Aku menoleh ke asal suara, di sampingku kulihat mama berdiri dengan berkacak pinggang. Pandanganku lalu beralih ke jam yang terlingkar manis di pergelangan tangan kananku.

"Baru jam tiga ma"

"Iya, baru jam tiga dan kamu belum mandi, belum siap-siap, belum ke salon. Coba liat saudaramu yang lain udah pada sibuk nah kamu dari tadi mama perhatiin kerjaannya cuma mencet-mencet hape aja"



"Tapi ma, acaranya kan malam, lagian juga kamar mandinya masih full, yang lain masih ngantri gimana aku mau mandi" selorohku bersungut

"Kalau begitu sekarang kamu ke rumah Ana, Tiwi atau siapa kek, numpang mandi di sana"

"Apa ma?" Ucapan mama barusan bikin aku terlonjak. Aku mau protes tapi mama keburu berlalu meninggalkanku dengan wajah tertekuk.

Malam ini kak Rani, anak dari teman karib mama mengadakan resepsi pernikahan dan kami kelima putrinya diwajibkan IKUT. Kamu tahu gak itu artinya apa? Oh, No. Sebenarnya aku gak masalah datang ke pesta tersebut, sama sekali gak masalah asal mama tidak ngotot menyuruh kami atau aku tepatnya untuk berdandan secantik mungkin. Sumpah, kalau ada tempat yang selama ini paling aku hindari maka tempat itu adalah salon, sayangnya mama gak ngerti betapa alerginya aku dengan tempat semacam itu dan beliau malah nyuruh aku ke sana sore ini.

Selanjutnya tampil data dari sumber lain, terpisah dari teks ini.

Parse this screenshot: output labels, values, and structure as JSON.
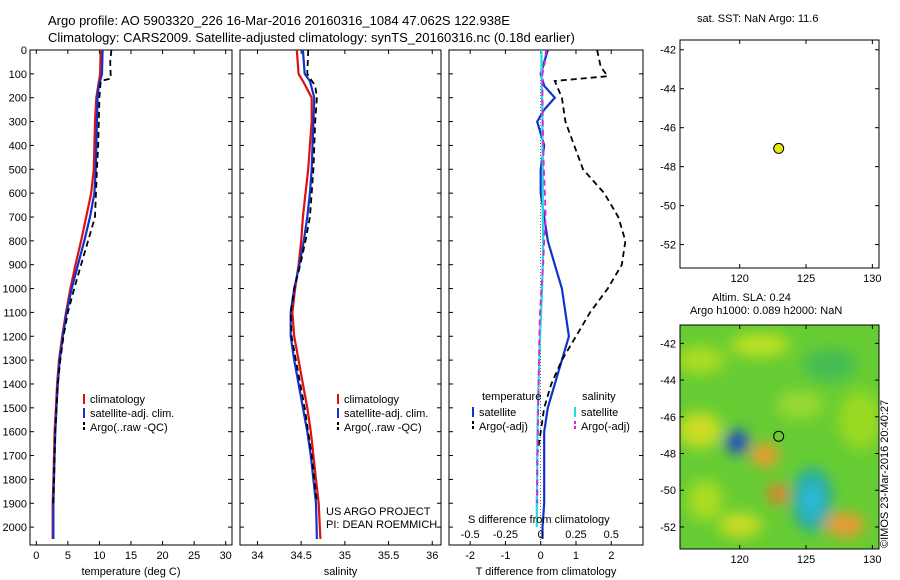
{
  "header": {
    "line1": "Argo profile: AO 5903320_226 16-Mar-2016 20160316_1084 47.062S 122.938E",
    "line2": "Climatology: CARS2009. Satellite-adjusted climatology: synTS_20160316.nc (0.18d earlier)"
  },
  "panel_sst": {
    "title": "sat. SST: NaN Argo: 11.6"
  },
  "panel_sla": {
    "title1": "Altim. SLA: 0.24",
    "title2": "Argo h1000: 0.089 h2000: NaN"
  },
  "credit": {
    "project": "US ARGO PROJECT",
    "pi": "PI: DEAN ROEMMICH",
    "stamp": "©IMOS 23-Mar-2016 20:40:27"
  },
  "colors": {
    "climatology": "#dd1111",
    "satellite": "#1133cc",
    "argo": "#000000",
    "cyan": "#22dddd",
    "magenta": "#dd22dd",
    "marker": "#e6e619"
  },
  "chart_data": [
    {
      "type": "line",
      "xlabel": "temperature (deg C)",
      "xlim": [
        -1,
        31
      ],
      "xticks": [
        0,
        5,
        10,
        15,
        20,
        25,
        30
      ],
      "ylim": [
        0,
        2075
      ],
      "yticks": [
        0,
        100,
        200,
        300,
        400,
        500,
        600,
        700,
        800,
        900,
        1000,
        1100,
        1200,
        1300,
        1400,
        1500,
        1600,
        1700,
        1800,
        1900,
        2000
      ],
      "legend": [
        "climatology",
        "satellite-adj. clim.",
        "Argo(..raw -QC)"
      ],
      "series": [
        {
          "name": "climatology",
          "style": "solid",
          "color": "#dd1111",
          "x": [
            10.2,
            10.1,
            9.8,
            9.5,
            9.3,
            9.2,
            9.1,
            8.7,
            7.9,
            7.1,
            6.2,
            5.4,
            4.7,
            4.1,
            3.6,
            3.3,
            3.1,
            2.9,
            2.8,
            2.7,
            2.6,
            2.6
          ],
          "y": [
            0,
            100,
            150,
            200,
            300,
            400,
            500,
            600,
            700,
            800,
            900,
            1000,
            1100,
            1200,
            1300,
            1400,
            1500,
            1600,
            1700,
            1800,
            1900,
            2050
          ]
        },
        {
          "name": "satellite-adj. clim.",
          "style": "solid",
          "color": "#1133cc",
          "x": [
            10.5,
            10.4,
            9.9,
            9.7,
            9.6,
            9.5,
            9.4,
            9.2,
            8.5,
            7.6,
            6.6,
            5.6,
            4.8,
            4.2,
            3.7,
            3.4,
            3.2,
            3.0,
            2.9,
            2.8,
            2.7,
            2.7
          ],
          "y": [
            0,
            100,
            150,
            200,
            300,
            400,
            500,
            600,
            700,
            800,
            900,
            1000,
            1100,
            1200,
            1300,
            1400,
            1500,
            1600,
            1700,
            1800,
            1900,
            2050
          ]
        },
        {
          "name": "Argo(..raw -QC)",
          "style": "dashed",
          "color": "#000000",
          "x": [
            11.9,
            11.7,
            11.8,
            10.2,
            10.0,
            9.9,
            9.8,
            9.6,
            9.3,
            8.2,
            7.1,
            6.0,
            5.0,
            4.3,
            3.8,
            3.4,
            3.2,
            3.0,
            2.9,
            2.8,
            2.7
          ],
          "y": [
            0,
            50,
            120,
            130,
            200,
            300,
            400,
            500,
            700,
            800,
            900,
            1000,
            1100,
            1200,
            1300,
            1400,
            1500,
            1600,
            1700,
            1800,
            1900
          ]
        }
      ]
    },
    {
      "type": "line",
      "xlabel": "salinity",
      "xlim": [
        33.8,
        36.1
      ],
      "xticks": [
        34,
        34.5,
        35,
        35.5,
        36
      ],
      "ylim": [
        0,
        2075
      ],
      "legend": [
        "climatology",
        "satellite-adj. clim.",
        "Argo(..raw -QC)"
      ],
      "series": [
        {
          "name": "climatology",
          "style": "solid",
          "color": "#dd1111",
          "x": [
            34.45,
            34.47,
            34.52,
            34.62,
            34.62,
            34.6,
            34.58,
            34.55,
            34.52,
            34.5,
            34.47,
            34.43,
            34.4,
            34.42,
            34.47,
            34.52,
            34.57,
            34.61,
            34.64,
            34.67,
            34.7,
            34.72
          ],
          "y": [
            0,
            100,
            130,
            200,
            300,
            400,
            500,
            600,
            700,
            800,
            900,
            1000,
            1100,
            1200,
            1300,
            1400,
            1500,
            1600,
            1700,
            1800,
            1900,
            2050
          ]
        },
        {
          "name": "satellite-adj. clim.",
          "style": "solid",
          "color": "#1133cc",
          "x": [
            34.52,
            34.54,
            34.6,
            34.65,
            34.64,
            34.63,
            34.62,
            34.6,
            34.57,
            34.53,
            34.48,
            34.42,
            34.38,
            34.38,
            34.42,
            34.47,
            34.52,
            34.57,
            34.61,
            34.64,
            34.67,
            34.68
          ],
          "y": [
            0,
            100,
            130,
            200,
            300,
            400,
            500,
            600,
            700,
            800,
            900,
            1000,
            1100,
            1200,
            1300,
            1400,
            1500,
            1600,
            1700,
            1800,
            1900,
            2050
          ]
        },
        {
          "name": "Argo(..raw -QC)",
          "style": "dashed",
          "color": "#000000",
          "x": [
            34.58,
            34.57,
            34.66,
            34.68,
            34.66,
            34.65,
            34.64,
            34.62,
            34.6,
            34.55,
            34.49,
            34.42,
            34.38,
            34.39,
            34.44,
            34.49,
            34.54,
            34.58,
            34.62,
            34.65,
            34.68
          ],
          "y": [
            0,
            100,
            150,
            200,
            300,
            400,
            500,
            600,
            700,
            800,
            900,
            1000,
            1100,
            1200,
            1300,
            1400,
            1500,
            1600,
            1700,
            1800,
            1900
          ]
        }
      ]
    },
    {
      "type": "line",
      "xlabel": "T difference from climatology",
      "xlabel_top": "S difference from climatology",
      "xlim": [
        -2.6,
        2.9
      ],
      "xticks": [
        -2,
        -1,
        0,
        1,
        2
      ],
      "xticks_s_labels": [
        "-0.5",
        "-0.25",
        "0",
        "0.25",
        "0.5"
      ],
      "ylim": [
        0,
        2075
      ],
      "legend_temperature_title": "temperature",
      "legend_salinity_title": "salinity",
      "legend": [
        "satellite",
        "Argo(-adj)",
        "satellite",
        "Argo(-adj)"
      ],
      "series": [
        {
          "name": "temperature satellite",
          "style": "solid",
          "color": "#1133cc",
          "x": [
            0.2,
            0.0,
            0.1,
            0.4,
            0.1,
            -0.1,
            0.1,
            0.0,
            0.0,
            0.1,
            0.2,
            0.4,
            0.6,
            0.7,
            0.8,
            0.6,
            0.4,
            0.2,
            0.1,
            0.1,
            0.1,
            0.1,
            0.05,
            0.05
          ],
          "y": [
            0,
            100,
            150,
            200,
            250,
            300,
            400,
            500,
            600,
            700,
            800,
            900,
            1000,
            1100,
            1200,
            1300,
            1400,
            1500,
            1600,
            1700,
            1800,
            1900,
            2000,
            2050
          ]
        },
        {
          "name": "temperature Argo(-adj)",
          "style": "dashed",
          "color": "#000000",
          "x": [
            1.6,
            1.7,
            1.9,
            0.4,
            0.6,
            0.7,
            1.2,
            1.8,
            2.2,
            2.4,
            2.3,
            1.9,
            1.4,
            1.0,
            0.6,
            0.3,
            0.1,
            0.0,
            -0.1,
            -0.1,
            -0.1
          ],
          "y": [
            0,
            70,
            110,
            130,
            200,
            300,
            500,
            600,
            700,
            800,
            900,
            1000,
            1100,
            1200,
            1300,
            1400,
            1500,
            1600,
            1700,
            1800,
            1900
          ]
        },
        {
          "name": "salinity satellite",
          "style": "solid",
          "color": "#22dddd",
          "x": [
            0.02,
            0.03,
            0.04,
            0.05,
            0.05,
            0.06,
            0.06,
            0.06,
            0.07,
            0.06,
            0.04,
            0.01,
            -0.02,
            -0.04,
            -0.06,
            -0.08,
            -0.09,
            -0.1,
            -0.1,
            -0.11,
            -0.11
          ],
          "y": [
            0,
            100,
            200,
            300,
            400,
            500,
            600,
            700,
            800,
            900,
            1000,
            1100,
            1200,
            1300,
            1400,
            1500,
            1600,
            1700,
            1800,
            1900,
            2000
          ]
        },
        {
          "name": "salinity Argo(-adj)",
          "style": "dashed",
          "color": "#dd22dd",
          "x": [
            0.15,
            0.12,
            0.05,
            0.05,
            0.06,
            0.07,
            0.09,
            0.12,
            0.14,
            0.1,
            0.07,
            0.02,
            -0.02,
            -0.04,
            -0.05,
            -0.06,
            -0.07,
            -0.08,
            -0.09,
            -0.1,
            -0.1
          ],
          "y": [
            0,
            50,
            100,
            200,
            300,
            400,
            500,
            600,
            700,
            800,
            900,
            1000,
            1100,
            1200,
            1300,
            1400,
            1500,
            1600,
            1700,
            1800,
            1900
          ]
        }
      ]
    },
    {
      "type": "scatter",
      "title": "sat. SST: NaN Argo: 11.6",
      "xlim": [
        115.5,
        130.5
      ],
      "ylim": [
        -53.2,
        -41.5
      ],
      "xticks": [
        120,
        125,
        130
      ],
      "yticks": [
        -42,
        -44,
        -46,
        -48,
        -50,
        -52
      ],
      "points": [
        {
          "x": 122.938,
          "y": -47.062
        }
      ]
    },
    {
      "type": "heatmap",
      "title": "Altim. SLA: 0.24 Argo h1000: 0.089 h2000: NaN",
      "xlim": [
        115.5,
        130.5
      ],
      "ylim": [
        -53.2,
        -41.0
      ],
      "xticks": [
        120,
        125,
        130
      ],
      "yticks": [
        -42,
        -44,
        -46,
        -48,
        -50,
        -52
      ],
      "points": [
        {
          "x": 122.938,
          "y": -47.062
        }
      ]
    }
  ]
}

Padahal kemarin aku sempat memelas-melas sama mama biar aku make up di rumah seadanya aja tapi mama mengelak keras. Aku ngambek sampai menolak ikut ke acara tersebut eh mama malah marah. Akhirnya, sebagai anak aku terpaksa ngalah, aku hanya tidak ingin dicap sebagai anak durhaka karena menentang keinginan mama yang bertolakbelakang dengan inginku.

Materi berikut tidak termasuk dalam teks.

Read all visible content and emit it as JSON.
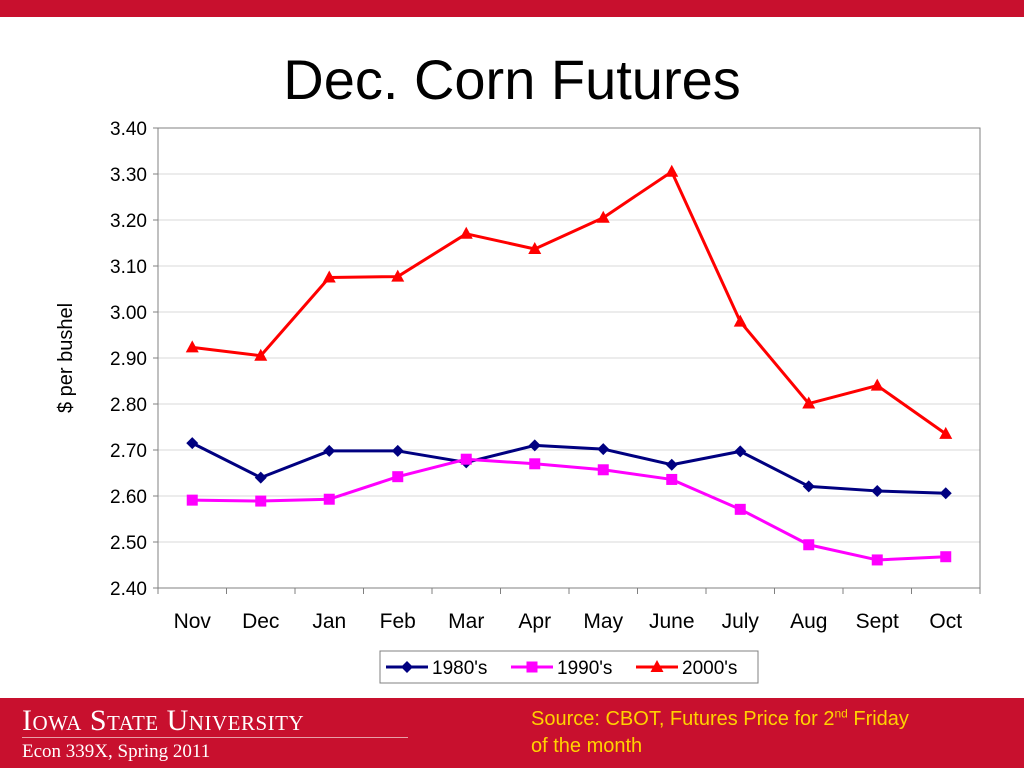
{
  "slide": {
    "title": "Dec. Corn Futures"
  },
  "footer": {
    "university": "Iowa State University",
    "course": "Econ 339X, Spring 2011",
    "source_prefix": "Source: CBOT, Futures Price for 2",
    "source_sup": "nd",
    "source_line1_suffix": " Friday",
    "source_line2": "of the month"
  },
  "colors": {
    "brand_red": "#c8102e",
    "source_text": "#ffd200",
    "series_1980s": "#000080",
    "series_1990s": "#ff00ff",
    "series_2000s": "#ff0000"
  },
  "chart_data": {
    "type": "line",
    "title": "",
    "xlabel": "",
    "ylabel": "$ per bushel",
    "ylim": [
      2.4,
      3.4
    ],
    "yticks": [
      "2.40",
      "2.50",
      "2.60",
      "2.70",
      "2.80",
      "2.90",
      "3.00",
      "3.10",
      "3.20",
      "3.30",
      "3.40"
    ],
    "categories": [
      "Nov",
      "Dec",
      "Jan",
      "Feb",
      "Mar",
      "Apr",
      "May",
      "June",
      "July",
      "Aug",
      "Sept",
      "Oct"
    ],
    "grid": true,
    "legend_position": "bottom",
    "series": [
      {
        "name": "1980's",
        "color": "#000080",
        "marker": "diamond",
        "values": [
          2.715,
          2.64,
          2.698,
          2.698,
          2.673,
          2.71,
          2.702,
          2.668,
          2.697,
          2.621,
          2.611,
          2.606
        ]
      },
      {
        "name": "1990's",
        "color": "#ff00ff",
        "marker": "square",
        "values": [
          2.591,
          2.589,
          2.593,
          2.642,
          2.68,
          2.67,
          2.657,
          2.636,
          2.571,
          2.494,
          2.461,
          2.468
        ]
      },
      {
        "name": "2000's",
        "color": "#ff0000",
        "marker": "triangle",
        "values": [
          2.923,
          2.905,
          3.075,
          3.077,
          3.17,
          3.137,
          3.205,
          3.305,
          2.979,
          2.801,
          2.84,
          2.735
        ]
      }
    ]
  }
}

"Mama ingin lihat putri-putri mama terlihat cantik di pesta pernikahannya Rani"

"Kamu kok ribet banget sih dek, lagian apa salahnya sekali-kali tampil cantik?"

Perkataan mama dan kak Vita silih berganti memenuhi batok kepalaku. "Arghhh... apa harus ke salon dulu untuk terlihat cantik". Aku gak suka ditimpuk dengan bedak berlapis-lapis, aku gak suka bibirku terkena gincu, aku gak mau pake bulu mata palsu, dipakaikan eyeliner, maskara dan segala macam. Aku gak mau. Ya Allah kenapa gak ada yang ngerti sih?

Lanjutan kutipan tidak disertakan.